Final Words, But Certainly NOT The Last Word…

We’ve been looking at smoke and mirrors regarding youth sports and the travel sports debacle. We see the top 1% of players in the country talk on TV and social media or read their words in an article. They speak about how their travel team allowed college coaches to see them, and we jump in with both feet; NEVER ask questions about how deep it is before we jump. The lack of not diving deeper by asking questions is why so many are hurt by travel sports. We listen to the wrong people.

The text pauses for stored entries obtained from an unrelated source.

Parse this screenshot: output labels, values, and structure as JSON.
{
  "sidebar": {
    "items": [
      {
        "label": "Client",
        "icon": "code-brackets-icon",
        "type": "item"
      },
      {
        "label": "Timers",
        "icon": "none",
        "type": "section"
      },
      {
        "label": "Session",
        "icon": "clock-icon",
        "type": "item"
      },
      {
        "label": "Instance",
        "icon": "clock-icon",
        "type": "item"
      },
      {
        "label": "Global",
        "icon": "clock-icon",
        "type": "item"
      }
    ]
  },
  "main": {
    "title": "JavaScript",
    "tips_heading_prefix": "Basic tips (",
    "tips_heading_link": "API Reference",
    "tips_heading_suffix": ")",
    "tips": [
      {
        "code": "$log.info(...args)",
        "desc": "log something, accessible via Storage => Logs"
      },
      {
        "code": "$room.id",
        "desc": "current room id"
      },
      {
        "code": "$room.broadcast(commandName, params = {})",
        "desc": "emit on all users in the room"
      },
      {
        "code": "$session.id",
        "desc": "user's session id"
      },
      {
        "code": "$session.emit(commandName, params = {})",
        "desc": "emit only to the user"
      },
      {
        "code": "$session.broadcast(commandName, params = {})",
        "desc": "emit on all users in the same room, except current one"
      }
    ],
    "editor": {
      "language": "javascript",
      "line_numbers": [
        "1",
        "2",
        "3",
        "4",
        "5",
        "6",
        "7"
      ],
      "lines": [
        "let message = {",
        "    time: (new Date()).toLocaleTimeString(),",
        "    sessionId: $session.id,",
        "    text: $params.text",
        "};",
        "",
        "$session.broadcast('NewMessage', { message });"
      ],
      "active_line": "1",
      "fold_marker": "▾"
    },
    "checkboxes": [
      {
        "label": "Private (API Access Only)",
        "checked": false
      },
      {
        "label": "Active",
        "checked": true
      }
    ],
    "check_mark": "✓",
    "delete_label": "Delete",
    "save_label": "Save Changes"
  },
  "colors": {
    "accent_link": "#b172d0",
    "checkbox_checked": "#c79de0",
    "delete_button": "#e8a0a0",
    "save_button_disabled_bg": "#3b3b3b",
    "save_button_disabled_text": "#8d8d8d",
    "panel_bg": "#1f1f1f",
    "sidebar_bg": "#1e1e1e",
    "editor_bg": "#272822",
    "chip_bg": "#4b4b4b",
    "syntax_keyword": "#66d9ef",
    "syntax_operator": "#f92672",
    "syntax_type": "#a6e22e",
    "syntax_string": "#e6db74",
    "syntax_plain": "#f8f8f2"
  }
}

The top 1% can go anywhere they want. Colleges are after them because they are dominant in their high school programs. The top players are seen regardless of whether they play travel. Stop thinking that it must be the only way because Bronny, JuJu, and Cooper play travel. It’s not! Even these players realize it often is too much.

Youth sports are and always will be in the developmental stage. A low-skilled player playing on a travel team is like a low-functioning academic student being put in the highest honors class just because the top students are.

Play your age and ability. Use recreation as a training tool to better your skills and grow your passion for the game if you choose travel teams. Play for teams that don’t charge much, play only one-day tourneys and a max of 2-games, have a huge priority on development, small-sided decision-making games, and 3on3. This will give your youth experience back the way it was supposed to be and how it was ALWAYS meant to be.

Give the Game Back

My mission is to help players develop and improve their love of the game and to ensure that families attend events in a calm setting rather than an angry one.

We have lost our end goal and allowed organizers to travel the field to make us do things we know are wrong for your youth.

We have the final say - not them.

I created The Basketball Game Model to show parents and coaches that they don't have to spend thousands of dollars to give our youth a great basketball experience. If we allow the process to work as it is supposed to, our youth will develop much quicker, much safer, and reach a level of basketball understanding at a much higher rate.

The entire premise around this model has the developmental process of our youth in mind.

And more importantly, GIVING THE GAME BACK TO OUR YOUTH!